Organizaciones nacionales e internacionales de derechos humanos calculan que, en el período de esa operación —entre junio y julio de 2018—, al menos 45 ciudadanos fueron asesinados por agentes policiales y paramilitares, que actuaron por todo el país junto con la Policía, apertrechados con armas de guerra, a bordo de camionetas doble cabina que la población bautizó como “caravanas de la muerte”.
Mientras en el país, los opositores denunciaban la persecución del Estado, a cargo de paramilitares, policías o grupos de choque, Óscar se resistía a ver su oposición al Gobierno de Ortega como un delito.
“Él huyó dos veces. Regresó porque lo amenazaron con quemarle viva a la familia —su esposa y dos hijos (una niña y un niño)—. Se encerró en la casa”, relata la sobrina de Óscar, quien añade, sin embargo, que “llegó un momento en que (el abogado) dijo que no le debía nada a nadie y comenzó a salir a tomar (licor). Se dio por vencido. Se resignó a morir”.
“Así es como terminan los golpistas”
Jasmina García Rodríguez recorrió varias veces los más de diez kilómetros que hay entre su vivienda y la estación policial de Wiwilí. Quería denunciar el asesinato de su esposo Néstor Uriel Aráuz Moncada, de 41 años, pero nunca la atendieron. La mujer desistió luego que un jefe policial le dijo: “Somos unos mandados del Gobierno. Cumplimos con las leyes que nos ponen”.
Néstor era director de Servicios Municipales de la Alcaldía de Wiwilí. Fue asesinado la noche del 21 de febrero de 2019, cuando regresaba en motocicleta a su vivienda, en la comunidad Maleconcito, a unos diez kilómetros del casco urbano. Cuatro sujetos lo interceptaron a mitad del trayecto, en una zona conocida como El Jicote, y le descargaron sus armas.

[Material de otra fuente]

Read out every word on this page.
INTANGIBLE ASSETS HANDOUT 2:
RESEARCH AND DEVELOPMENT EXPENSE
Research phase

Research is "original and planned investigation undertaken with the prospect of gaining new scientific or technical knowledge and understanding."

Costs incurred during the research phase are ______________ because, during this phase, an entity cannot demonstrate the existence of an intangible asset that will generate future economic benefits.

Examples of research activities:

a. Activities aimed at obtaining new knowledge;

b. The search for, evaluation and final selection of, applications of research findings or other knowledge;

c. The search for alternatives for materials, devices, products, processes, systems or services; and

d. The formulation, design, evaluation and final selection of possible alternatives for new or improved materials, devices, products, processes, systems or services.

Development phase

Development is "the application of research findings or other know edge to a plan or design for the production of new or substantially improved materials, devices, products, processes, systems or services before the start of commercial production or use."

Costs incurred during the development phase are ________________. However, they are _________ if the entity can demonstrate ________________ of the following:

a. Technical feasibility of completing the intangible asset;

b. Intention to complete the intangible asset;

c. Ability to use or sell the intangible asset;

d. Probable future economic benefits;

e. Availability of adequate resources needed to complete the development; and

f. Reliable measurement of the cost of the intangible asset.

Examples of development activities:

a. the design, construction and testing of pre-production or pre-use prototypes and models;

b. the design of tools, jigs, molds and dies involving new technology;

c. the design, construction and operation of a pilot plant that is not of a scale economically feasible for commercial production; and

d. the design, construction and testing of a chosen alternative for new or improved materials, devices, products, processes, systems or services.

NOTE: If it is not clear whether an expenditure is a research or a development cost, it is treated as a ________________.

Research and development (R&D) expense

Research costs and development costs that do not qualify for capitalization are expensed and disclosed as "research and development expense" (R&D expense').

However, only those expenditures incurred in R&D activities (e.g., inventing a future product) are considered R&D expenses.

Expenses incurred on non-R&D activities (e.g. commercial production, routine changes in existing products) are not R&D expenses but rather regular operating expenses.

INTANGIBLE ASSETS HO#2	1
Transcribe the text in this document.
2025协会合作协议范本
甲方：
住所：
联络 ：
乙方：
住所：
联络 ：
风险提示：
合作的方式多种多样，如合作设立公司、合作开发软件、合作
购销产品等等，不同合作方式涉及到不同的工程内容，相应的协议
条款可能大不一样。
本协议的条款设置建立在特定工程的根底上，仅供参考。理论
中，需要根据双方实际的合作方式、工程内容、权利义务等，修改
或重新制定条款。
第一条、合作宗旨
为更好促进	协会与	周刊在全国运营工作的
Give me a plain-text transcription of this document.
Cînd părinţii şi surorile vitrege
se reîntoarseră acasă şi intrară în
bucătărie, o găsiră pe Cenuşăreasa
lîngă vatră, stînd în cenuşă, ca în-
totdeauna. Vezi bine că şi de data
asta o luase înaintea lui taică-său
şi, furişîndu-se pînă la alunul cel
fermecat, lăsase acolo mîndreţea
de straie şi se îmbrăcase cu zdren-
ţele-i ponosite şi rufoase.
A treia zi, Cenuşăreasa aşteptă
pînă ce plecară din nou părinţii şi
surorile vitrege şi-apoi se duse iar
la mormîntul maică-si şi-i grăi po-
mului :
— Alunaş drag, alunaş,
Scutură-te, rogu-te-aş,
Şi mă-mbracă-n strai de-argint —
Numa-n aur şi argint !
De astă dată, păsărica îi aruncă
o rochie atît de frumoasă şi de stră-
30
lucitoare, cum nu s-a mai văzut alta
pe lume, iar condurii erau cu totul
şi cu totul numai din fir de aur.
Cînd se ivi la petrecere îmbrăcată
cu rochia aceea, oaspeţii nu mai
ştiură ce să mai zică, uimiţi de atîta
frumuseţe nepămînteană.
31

A los familiares de Donald, el joven campesino asesinado en San José de Bocay, la Policía solamente les ordenó que recogieran el cuerpo. “No llevaron ni a un forense para que hiciera la autopsia”, reclama un amigo del asesinado. Con Óscar, las autoridades fueron más allá: “No hay nada que investigar. Así es como terminan los ‘golpistas’ ”, le dijo un jefe de la Policía de Wiwilí, a la sobrina del abogado.
El régimen y sus simpatizantes llaman “golpistas” a los ciudadanos que se sublevaron contra el Gobierno en 2018. La narrativa de la dictadura sostiene que Ortega fue “víctima” de un “intento fallido de golpe de Estado”, aunque organismos internacionales como la Oficina del Alto Comisionado de las Naciones Unidas para los Derechos Humanos (ACNUDH) y la Comisión Interamericana de Derechos Humanos (CIDH, adscrita a la Organización de Estados Americanos) han descartado esa versión, y en cambio critican un uso excesivo de la fuerza policial.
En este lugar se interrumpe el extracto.